Bolas lurched upright. The voice had been impossibly deep, impossibly dark, and most of all, impossibly close. Behind him was a rip in the fabric of the universe, held open by some impressively sizable talons. Bolas gathered himself into a crouch—talons like those usually belonged to dragons, and from their dimensions, it wasn’t impossible that this new planeswalking dragon, whoever it was, might be even larger than Bolas himself. “Take it easy, pal,” the new dragon said. “I’m not here to fight.”
“It’s a good thing you’re not,” Bolas growled, “because you have no idea who you’re about to—”
“It’s more the other way around,” the new dragon said as he shouldered his way into the world. He stopped, stretched, and gaped his great fanged mouth wide in a jaw-cracking yawn.
Nicol Bolas stared in uncomprehending astonishment. “You—you look just like me!”
“That’s more the other way around, too.” The dragon grinned down at him, and Bolas realized that despite the resemblance, this dragon was vastly larger than he was, and younger, and possessed of a staggering magnitude of power that Bolas could only faintly glimpse. All his senses, magical as well as physical, told him that this dragon was so powerful he shouldn’t be able to even exist.…
Nothing in his twenty-five thousand years of life had prepared him to face a being like this.
“You—are you—who—I mean, what? What’s going on? It’s as if you’re me.”
“I am you,” the new dragon said with a vast and gleaming fang-filled grin. “You’re the one who’s not you.”
“What?”
“Nice job with Tezzeret, by the way. You learn a lot about someone by how he treats you when he’s got nothing to fear. And now we’ve got him working for us willingly. Enthusiastically. Hells, he thinks he’s doing us a favor.”
Bolas still couldn’t quite get his mind around what was happening, though a terrible dread had begun to curdle in his gut. “Us? What do you mean, us?”
“Oh, well, there’s that, I suppose.” The dragon waved a talon in languid dismissal. “By us, you should understand that I mean me. There is no you. Not really.”
“What?”
“Yeah, I know, you’re having a hard time with this,” the other dragon said sympathetically. “There’s a couple of reasons for that. One is that constructs like you have a pretty limited useful life span. You start to break down only a day or two after you’re created. You must have noticed how it’s gotten harder and harder to think.”

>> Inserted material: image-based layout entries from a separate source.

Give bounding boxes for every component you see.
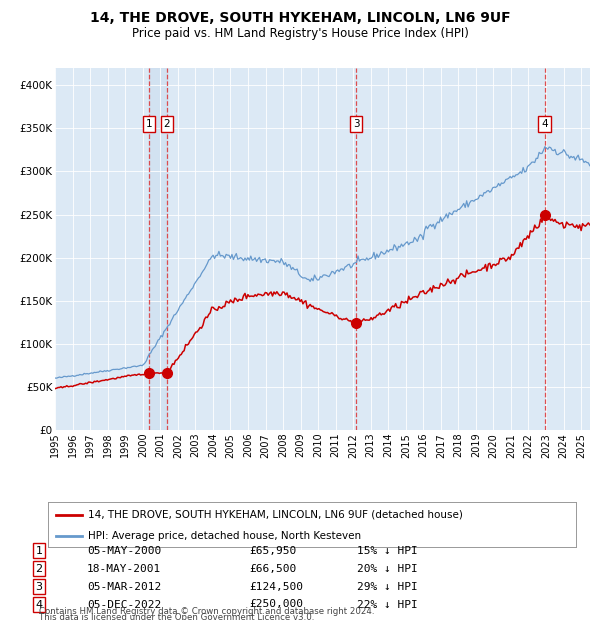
Text: £250,000: £250,000 (249, 600, 303, 609)
Text: Price paid vs. HM Land Registry's House Price Index (HPI): Price paid vs. HM Land Registry's House … (131, 27, 469, 40)
Text: 2: 2 (35, 564, 43, 574)
Text: 3: 3 (35, 582, 43, 591)
Text: 14, THE DROVE, SOUTH HYKEHAM, LINCOLN, LN6 9UF (detached house): 14, THE DROVE, SOUTH HYKEHAM, LINCOLN, L… (88, 510, 463, 520)
Text: 05-MAY-2000: 05-MAY-2000 (87, 546, 161, 556)
Text: 05-DEC-2022: 05-DEC-2022 (87, 600, 161, 609)
Text: 15% ↓ HPI: 15% ↓ HPI (357, 546, 418, 556)
Text: 1: 1 (35, 546, 43, 556)
Text: 18-MAY-2001: 18-MAY-2001 (87, 564, 161, 574)
Text: 3: 3 (353, 119, 359, 129)
Text: This data is licensed under the Open Government Licence v3.0.: This data is licensed under the Open Gov… (39, 613, 314, 620)
Text: £65,950: £65,950 (249, 546, 296, 556)
Text: 1: 1 (146, 119, 152, 129)
Text: 20% ↓ HPI: 20% ↓ HPI (357, 564, 418, 574)
Text: 22% ↓ HPI: 22% ↓ HPI (357, 600, 418, 609)
Text: 2: 2 (164, 119, 170, 129)
Text: HPI: Average price, detached house, North Kesteven: HPI: Average price, detached house, Nort… (88, 531, 361, 541)
Text: £124,500: £124,500 (249, 582, 303, 591)
Text: 29% ↓ HPI: 29% ↓ HPI (357, 582, 418, 591)
Text: Contains HM Land Registry data © Crown copyright and database right 2024.: Contains HM Land Registry data © Crown c… (39, 608, 374, 616)
Text: 05-MAR-2012: 05-MAR-2012 (87, 582, 161, 591)
Text: 4: 4 (35, 600, 43, 609)
Text: 4: 4 (541, 119, 548, 129)
Bar (149, 68, 167, 430)
Text: £66,500: £66,500 (249, 564, 296, 574)
Text: 14, THE DROVE, SOUTH HYKEHAM, LINCOLN, LN6 9UF: 14, THE DROVE, SOUTH HYKEHAM, LINCOLN, L… (89, 11, 511, 25)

“Constructs? Like me?” Bolas shook his head wildly, as though he could jerk himself awake from this terrible nightmare. “You’re saying I’m … that I’ve always been …”

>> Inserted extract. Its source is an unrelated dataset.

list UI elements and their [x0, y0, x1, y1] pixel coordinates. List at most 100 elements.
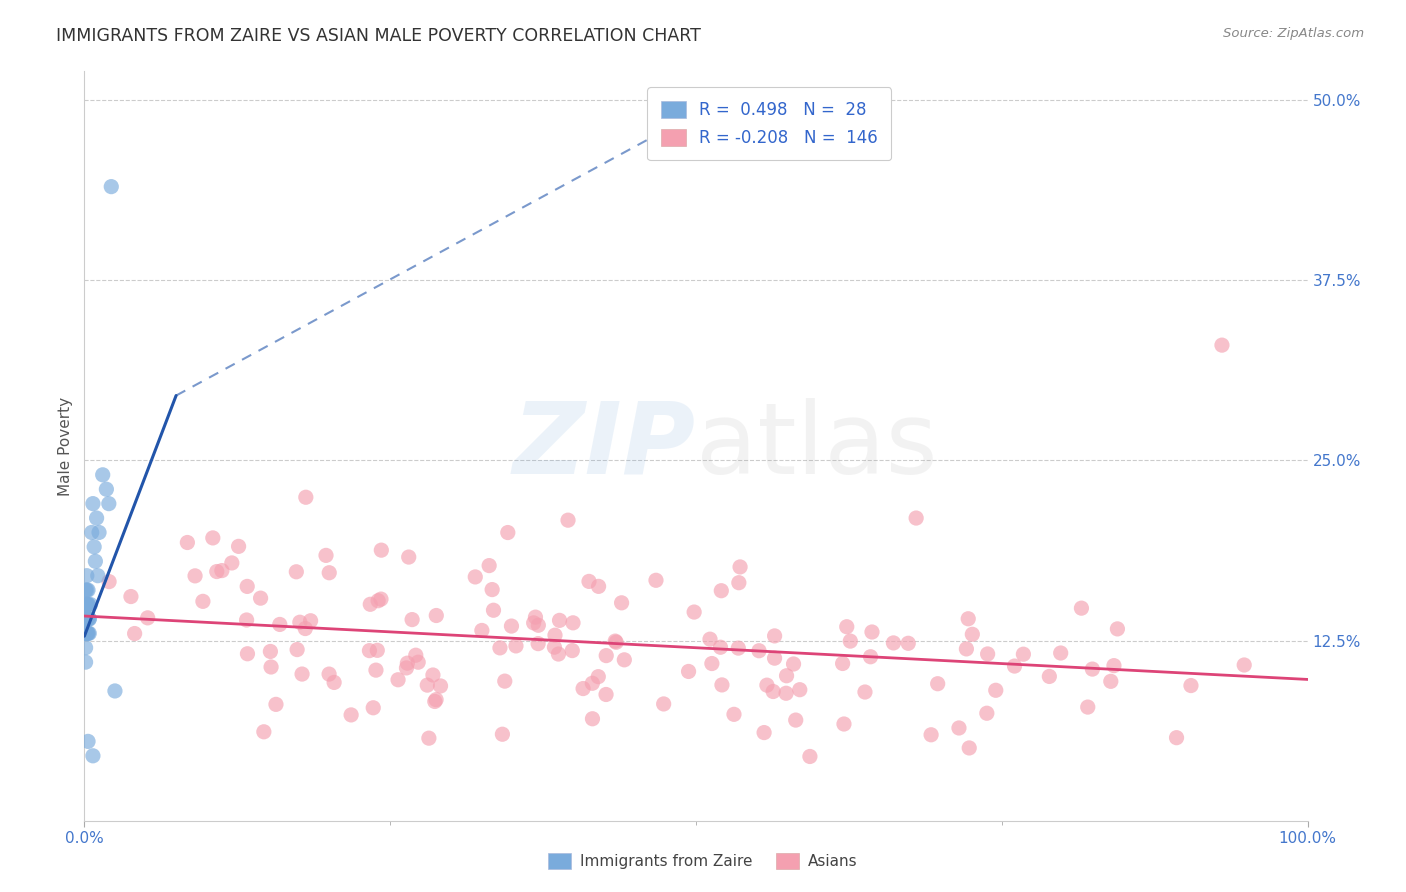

“Don’t take it too hard,” the other dragon said. “It’s a fail-safe, really. Otherwise, every time I put one like you together, I’d have to chase you down and kill you myself, just to keep you from screwing around in my business.”
“Your business? I still don’t understand.…”
“Of course you don’t. In addition to that construct thing I told you about, I also had to make you pretty stupid.”
“What?”
“If you were a tenth as smart as I am, you would have been ten times too smart to fall into Tezzeret’s trap. As it is, you’ll be dead a few hours from now, and your corpse will evaporate. If I want Tezzeret to find a Nicol Bolas here when he gets back, I’ll have to make another of you. Maybe even several more.”
“You’re saying—you’re saying that you—?”
“Damn, you really are stupid,” the larger dragon said. “Well, I guess Tezzeret can’t be wrong about everything, can he?”
The vast, unimaginably powerful dragon looked down upon the pale, dying simulacrum he had created, and sighed.
“Yes, idiot. I am the real Nicol Bolas,” he said. “And I did not reach my exceedingly advanced age by being stupid enough to do my dirty work in person.”
Magic the Gathering: Test of Metal
Basically I don't see how Ultron can counter this in anyway. Ultron could get around being rapidly aged because his body probably wont break down just by time passing, but Bolas can do so much more than that with time. He can get advanced knowledge on Ultron simply by perceiving how their battle goes on different timelines, he can predict moves, slow Ultron down by putting him in a temporal bubble, or just flood the field with dead Bolas's.